Niklaus Emil Wirth was born in Winterthur, Switzerland, on Feb. 15, 1934. His father was a geography professor, and his mother was a homemaker.

He recounted being deeply curious about mechanics and experimentation as a boy. He dabbled with a homemade chemistry lab in the basement, took apart radios and built model airplanes he sent aloft in the fields around his home. The crashes, he said, taught him lessons about the value of thrift and precision.

“If you have to pay (for repairs) out of your own pocket money,” he told BusinessWeek in 1990, “you learn not to make the fixes overly complicated.”

He received a degree in electrical engineering in 1959 from Zurich’s Federal Institute of Technology, known as ETH Zurich. He left Europe for further studies: a master’s degree in 1960 from Laval University in Quebec City and a doctorate in programming languages from the University of California at Berkeley three years later.

He took a position at Stanford University’s newly created computer science department from 1963 to 1967. He and colleagues developed computer languages, including a version of algorithmic language called Algol-W that was adopted by some universities to teach programming on the IBM System/360 mainframe computer.

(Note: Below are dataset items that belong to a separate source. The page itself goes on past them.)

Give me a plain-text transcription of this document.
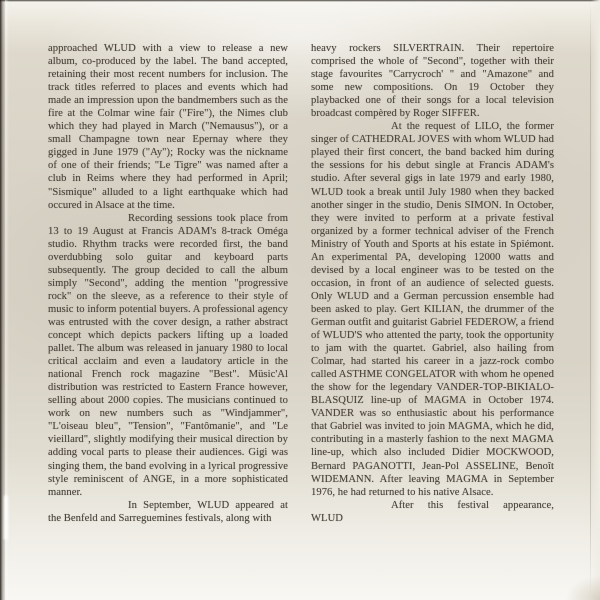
approached WLUD with a view to release a new album, co-produced by the label. The band accepted, retaining their most recent numbers for inclusion. The track titles referred to places and events which had made an impression upon the bandmembers such as the fire at the Colmar wine fair ("Fire"), the Nimes club which they had played in March ("Nemausus"), or a small Champagne town near Epernay where they gigged in June 1979 ("Ay"); Rocky was the nickname of one of their friends; "Le Tigre" was named after a club in Reims where they had performed in April; "Sismique" alluded to a light earthquake which had occured in Alsace at the time.

Recording sessions took place from 13 to 19 August at Francis ADAM's 8-track Oméga studio. Rhythm tracks were recorded first, the band overdubbing solo guitar and keyboard parts subsequently. The group decided to call the album simply "Second", adding the mention "progressive rock" on the sleeve, as a reference to their style of music to inform potential buyers. A professional agency was entrusted with the cover design, a rather abstract concept which depicts packers lifting up a loaded pallet. The album was released in january 1980 to local critical acclaim and even a laudatory article in the national French rock magazine "Best". Müsic'Al distribution was restricted to Eastern France however, selling about 2000 copies. The musicians continued to work on new numbers such as "Windjammer", "L'oiseau bleu", "Tension", "Fantômanie", and "Le vieillard", slightly modifying their musical direction by adding vocal parts to please their audiences. Gigi was singing them, the band evolving in a lyrical progressive style reminiscent of ANGE, in a more sophisticated manner.

In September, WLUD appeared at the Benfeld and Sarreguemines festivals, along with

heavy rockers SILVERTRAIN. Their repertoire comprised the whole of "Second", together with their stage favourites "Carrycroch' " and "Amazone" and some new compositions. On 19 October they playbacked one of their songs for a local television broadcast compèred by Roger SIFFER.

At the request of LILO, the former singer of CATHEDRAL JOVES with whom WLUD had played their first concert, the band backed him during the sessions for his debut single at Francis ADAM's studio. After several gigs in late 1979 and early 1980, WLUD took a break until July 1980 when they backed another singer in the studio, Denis SIMON. In October, they were invited to perform at a private festival organized by a former technical adviser of the French Ministry of Youth and Sports at his estate in Spiémont. An experimental PA, developing 12000 watts and devised by a local engineer was to be tested on the occasion, in front of an audience of selected guests. Only WLUD and a German percussion ensemble had been asked to play. Gert KILIAN, the drummer of the German outfit and guitarist Gabriel FEDEROW, a friend of WLUD'S who attented the party, took the opportunity to jam with the quartet. Gabriel, also hailing from Colmar, had started his career in a jazz-rock combo called ASTHME CONGELATOR with whom he opened the show for the legendary VANDER-TOP-BIKIALO-BLASQUIZ line-up of MAGMA in October 1974. VANDER was so enthusiastic about his performance that Gabriel was invited to join MAGMA, which he did, contributing in a masterly fashion to the next MAGMA line-up, which also included Didier MOCKWOOD, Bernard PAGANOTTI, Jean-Pol ASSELINE, Benoît WIDEMANN. After leaving MAGMA in September 1976, he had returned to his native Alsace.

After this festival appearance, WLUD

Wirth returned to Switzerland to start a similar computer science program at ETH Zurich. He expanded on Algol-W to create the first iteration of Pascal, which was intended to teach programming students. The first Pascal code was in operation in 1970 on the university’s computers.

Gradually, Wirth introduced the concept of “structured programming,” which includes the ability to reuse common code for simplicity and reduce potential bugs. The concept, considered innovative in the early 1970s, became the standard for programming instruction.

“The art in engineering is not so much to make something very complicated,” Wirth said in a 1985 interview. “The art is to make a complicated problem simpler.”

In 1976, Wirth took a sabbatical to work at the Xerox Palo Alto Research Center, which would inspire the early Apple designers. He described the experience of having his own desktop computer as “overwhelming” and a motivation for deciding to share Pascal on an open platform.

At ETH Zurich, he later developed a high-performance computer workstation he called Lilith, and helped a Swiss start-up, Logitech, market the mouse. Logitech became one of the world’s largest makers of computer accessories. Wirth was appointed to lead ETH’s Institute of Computer Systems in 1990 and retired in 1999.

His marriage to Nani Jucker ended in divorce. He was married to Diana Blessing from 1984 until her death in 2009. Survivors include his partner since 2017, Rosmarie Müller; three children from his first marriage; six grandchildren; and five great-grandchildren. The family announced the death but did not provide a cause.

Wirth is often given credit as the father of a frequently repeated adage in computing: software speed is slowing relative to the pace of increased speed in hardware such as microprocessors.

“When you develop a program, it’s much harder to devise a simple solution than complicated ones,” he said. “Unfortunately, our computers are terribly uncritical. They swallow anything.”